Are you using a Tax Agent or an Accountant?

One of the critical areas that small-business owners need advice on is income tax. This advice is needed when the business first starts as to what type of entity to operate the business through, continues each year so that the owner maximises their income tax benefits, and when the business is sold so they can minimise the tax payable through the small business capital gains tax concessions.

The problem is many small-business owners do not know whether the accountant or tax agent they are using is equipped to provide the advice they need. In general terms, tax agents tend to just process annual returns and do not provide any advice.

This problem is further compounded because there are many professionals who call themselves accountants, but just like tax agents they mainly focus on preparing the annual accounts and tax returns rather than providing advice.

A true accountant, as well as preparing accounts and tax returns, also looks ahead and provides advice on income tax and other matters that assists the business owner to maximise their income while at the same time minimising tax.
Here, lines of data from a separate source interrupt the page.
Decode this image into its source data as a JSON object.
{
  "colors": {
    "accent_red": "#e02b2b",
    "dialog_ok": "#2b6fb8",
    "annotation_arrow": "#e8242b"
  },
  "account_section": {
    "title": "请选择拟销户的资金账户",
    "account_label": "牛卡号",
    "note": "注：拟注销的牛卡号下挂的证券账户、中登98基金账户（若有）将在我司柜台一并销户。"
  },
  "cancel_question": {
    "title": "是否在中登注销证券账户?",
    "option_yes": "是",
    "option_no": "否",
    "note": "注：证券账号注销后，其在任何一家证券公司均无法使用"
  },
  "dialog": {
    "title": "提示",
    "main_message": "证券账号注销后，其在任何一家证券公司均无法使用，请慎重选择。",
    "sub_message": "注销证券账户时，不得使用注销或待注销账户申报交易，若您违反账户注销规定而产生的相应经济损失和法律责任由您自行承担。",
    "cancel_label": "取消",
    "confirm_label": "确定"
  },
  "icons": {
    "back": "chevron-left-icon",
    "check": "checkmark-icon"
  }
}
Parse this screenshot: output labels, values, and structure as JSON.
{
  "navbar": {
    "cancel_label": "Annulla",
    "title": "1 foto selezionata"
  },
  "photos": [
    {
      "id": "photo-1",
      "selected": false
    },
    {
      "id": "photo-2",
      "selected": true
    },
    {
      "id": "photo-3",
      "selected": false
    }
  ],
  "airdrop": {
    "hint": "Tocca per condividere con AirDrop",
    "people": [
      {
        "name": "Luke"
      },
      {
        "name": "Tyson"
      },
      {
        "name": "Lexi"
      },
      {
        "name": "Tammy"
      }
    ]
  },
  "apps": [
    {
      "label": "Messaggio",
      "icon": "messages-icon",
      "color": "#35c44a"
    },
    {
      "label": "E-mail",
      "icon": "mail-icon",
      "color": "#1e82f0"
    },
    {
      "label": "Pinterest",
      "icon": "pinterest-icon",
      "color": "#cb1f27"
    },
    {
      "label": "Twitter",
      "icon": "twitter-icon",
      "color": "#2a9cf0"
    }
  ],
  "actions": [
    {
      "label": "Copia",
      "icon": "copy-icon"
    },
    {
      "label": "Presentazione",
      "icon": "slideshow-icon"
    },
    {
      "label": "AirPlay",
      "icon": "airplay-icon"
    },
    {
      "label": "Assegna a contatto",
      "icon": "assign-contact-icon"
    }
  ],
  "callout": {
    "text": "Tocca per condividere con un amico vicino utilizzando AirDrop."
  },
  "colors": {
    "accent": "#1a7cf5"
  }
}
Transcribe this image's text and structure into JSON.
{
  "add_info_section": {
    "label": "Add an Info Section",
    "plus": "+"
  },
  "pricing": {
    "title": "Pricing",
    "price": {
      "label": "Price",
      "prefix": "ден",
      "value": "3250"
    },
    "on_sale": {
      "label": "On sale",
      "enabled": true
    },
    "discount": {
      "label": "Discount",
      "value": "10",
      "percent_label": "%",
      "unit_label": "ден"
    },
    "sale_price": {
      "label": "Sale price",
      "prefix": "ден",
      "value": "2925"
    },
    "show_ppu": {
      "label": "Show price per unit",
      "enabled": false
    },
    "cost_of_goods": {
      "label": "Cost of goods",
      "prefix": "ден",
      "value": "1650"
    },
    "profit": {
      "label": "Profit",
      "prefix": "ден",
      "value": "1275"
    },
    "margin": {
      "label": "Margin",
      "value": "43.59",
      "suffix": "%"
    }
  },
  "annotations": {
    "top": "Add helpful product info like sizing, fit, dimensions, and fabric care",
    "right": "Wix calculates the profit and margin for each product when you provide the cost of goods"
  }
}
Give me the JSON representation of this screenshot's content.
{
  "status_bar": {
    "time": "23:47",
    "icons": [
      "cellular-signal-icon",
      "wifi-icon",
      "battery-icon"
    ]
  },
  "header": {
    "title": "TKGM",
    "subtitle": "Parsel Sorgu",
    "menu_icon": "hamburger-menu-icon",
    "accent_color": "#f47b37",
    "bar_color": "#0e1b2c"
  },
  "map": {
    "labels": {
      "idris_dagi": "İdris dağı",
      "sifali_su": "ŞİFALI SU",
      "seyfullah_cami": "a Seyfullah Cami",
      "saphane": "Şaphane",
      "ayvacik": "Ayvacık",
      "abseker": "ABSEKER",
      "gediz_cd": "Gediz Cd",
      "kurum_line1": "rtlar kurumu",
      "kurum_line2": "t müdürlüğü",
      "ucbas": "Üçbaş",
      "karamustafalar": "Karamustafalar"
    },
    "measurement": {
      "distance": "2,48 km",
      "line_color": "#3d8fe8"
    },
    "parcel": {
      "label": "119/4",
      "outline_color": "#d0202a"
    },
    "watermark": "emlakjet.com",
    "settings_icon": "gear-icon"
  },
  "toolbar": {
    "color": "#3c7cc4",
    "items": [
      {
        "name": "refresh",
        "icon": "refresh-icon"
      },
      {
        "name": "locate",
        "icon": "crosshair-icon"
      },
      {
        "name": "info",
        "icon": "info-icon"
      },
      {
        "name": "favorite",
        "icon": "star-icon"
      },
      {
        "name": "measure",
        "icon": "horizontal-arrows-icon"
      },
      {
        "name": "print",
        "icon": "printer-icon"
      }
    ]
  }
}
Other more critical problems can be caused when a business owner uses someone that does not fully understand the complexities of the small business capital gains tax concessions. I recently came across a case where an owner is now facing paying income tax on the profit they made on the sale of the business, despite having received tax planning advice.

The owner operated their business through a company that they had started from scratch. The business was sold for $700,000 during the 2017 tax year, with nearly all of the value relating to the goodwill of the business.

Because the business had been operated through a company the general 50 per cent capital gains tax discount did not apply, and there was no benefit in claiming the 50 per cent small business active asset concession.

The tax planning advice they received centred on the owner claiming the small business retirement exemption on $500,000, with the roll over concession being claimed for the remaining $200,000. The tax planning advice had been obtained from an accountant who specialised in strategic tax planning, but the owner decided to have the 2017 tax return prepared and lodged by the tax agent they had always used.

After the tax returns had been prepared and lodged for the company, the business owner contacted the accountant that had provided the tax planning advice. He wanted to know how to make the superannuation contribution to qualify for the $500,000 small business retirement exemption.

The accountant unfortunately had to advise the business owner that, as a result of the superannuation contribution not having been made before or at the time the company’s tax return was lodged, they would not be eligible for the small business CGT retirement exemption and the company would be paying tax at 27.5 per cent tax on all of the $500,000.dd to shortlist

This small-business owner’s unfortunate experience clearly illustrates the importance of not only getting advice, but also of using an accountant that fully understands the steps that must be taken to qualify for the small business tax concessions and exemptions.